Concrètement, la réforme met fin à la logique des districts autoroutiers (où un PMo couvrait un secteur correspondant à une portion d’environ 60 kilomètres) et replace l’action dans le cadre départemental, améliorant ainsi la coordination entre unités de proximité et spécialistes. 

Par ailleurs, le choix sémantique n’est pas anodin : il institue la sécurité routière au cœur de la mission. Cela redéfinit l’objet même de l’action, non plus comme une simple police de la circulation ou une somme d’opérations techniques, mais comme une politique de prévention, de contrôle et de protection des vies et des flux. Cette sémantique traduit également une volonté de professionnaliser les savoirs-faire. La trajectoire matérielle va d’une motorisation « sportive » à une flotte homogène axée sur la polyvalence opérationnelle.

A partir de 1998, les Peugeot 306 S16/GTI, moins chères à l’achat et en entretien, viennent renforcer le parc des Renault 21 2L turbo et des Peugeot 405 T16. De même, les motos BMW K75 RT ont été remplacées par les BMW R 1100 RT développant 95 chevaux. La marque allemande est reconnue dans le monde pour la fiabilité de ses machines. Ces véhicules combinent puissance, tenue de route et capacité de charge pour l’équipement opérationnel. De plus, cette sémantique installe aussi une professionnalisation accrue puisque que la formation de ces motocyclistes et pilotes de véhicule d’interception s’effectue au CNFSR à Fontainebleau.

Enfin, précisons que le basculement du réseau SAPHIR vers RUBIS a constitué un tournant capacitaire décisif. Déployé entre 1994 et 2000, il remplace les réseaux analogiques fragmentés et offre de nombreuses d’avancées qui ont permis aux unités routières de coordonner en temps réel interventions et remontées d’information.
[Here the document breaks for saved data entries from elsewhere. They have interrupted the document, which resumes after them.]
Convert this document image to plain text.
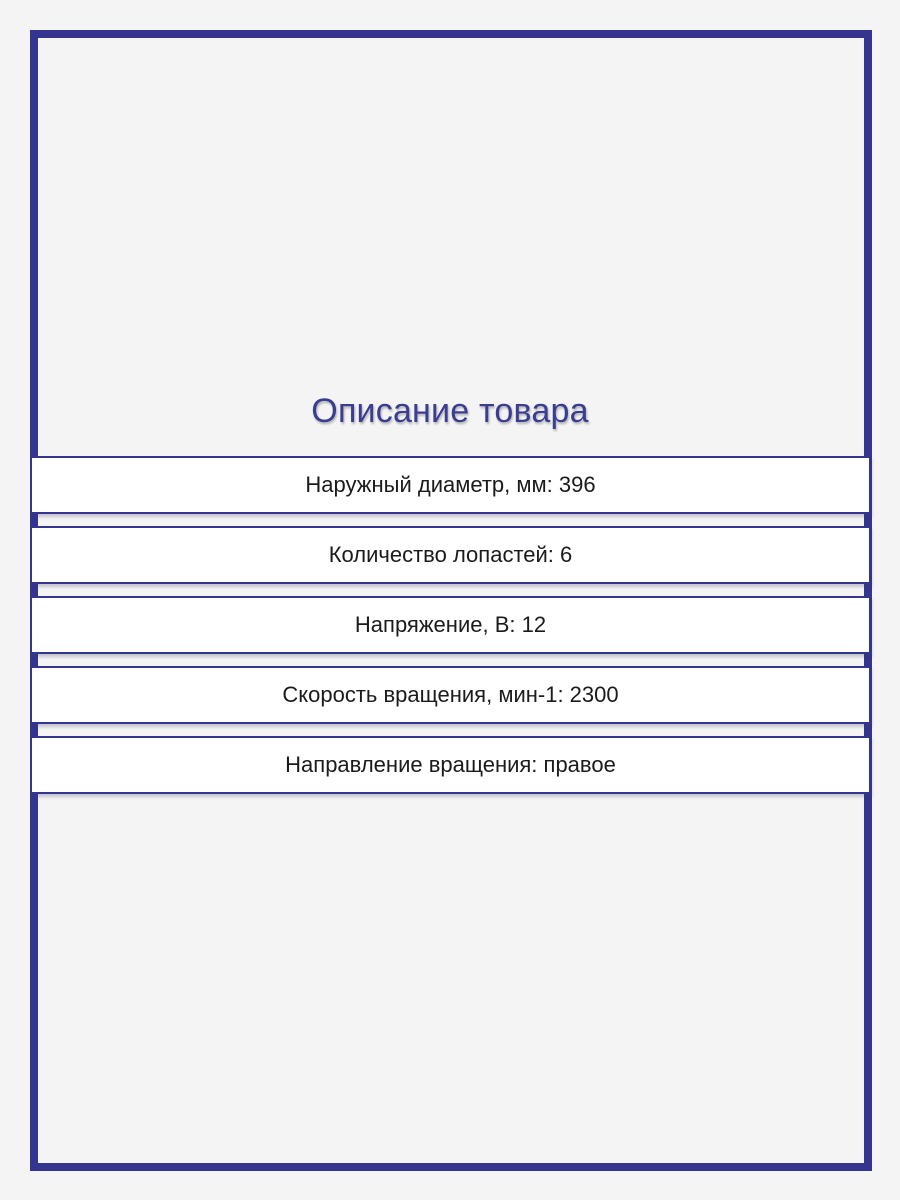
Описание товара
Наружный диаметр, мм: 396
Количество лопастей: 6
Напряжение, В: 12
Скорость вращения, мин-1: 2300
Направление вращения: правое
Avec l’introduction du cinémomètre Magda et des radars embarqués de type Mesta, les EDSR ont vu leurs outils de contrôle et de verbalisation se transformer ; des dispositifs ponctuels et manuels vers des systèmes numériques, sécurisés, capables d’opérer une surveillance des flux à l’échelle territoriale.

La transition vers les EDCF

Sur le plan opérationnel et stratégique, la réforme s’est révélée adaptée aux enjeux de la fin du XXᵉ siècle car elle a permis de rationaliser les moyens, d’accroître la réactivité, de professionnaliser les compétences routières et d’intégrer de nouvelles technologies. Un quart de siècle après leur création, les EDSR constituaient un pilier de la sécurité des territoires, assurant la surveillance d’environ 85 % des axes routiers nationaux. Cette mission mobilise aujourd’hui plus de 7 000 gendarmes. Pour autant, la réforme n’a pas été une panacée. Elle pose la question de l’équilibre entre spécialisation et capacités territoriales générales. C’est précisément pour répondre à ces nouveaux défis que l’évolution annoncée vers les Escadrons départementaux de contrôle des flux (EDCF) apparaît logique. En élargissant le périmètre d’action au contrôle multi-modal des flux contemporains (routier, ferroviaire, fluvial, maritime) et en intégrant une dimension renseignement, les EDCF traduisent un objectif affiché : conserver l’expertise routière acquise avec les EDSR tout en la replaçant dans une stratégie plus globale de maîtrise des mobilités et des menaces.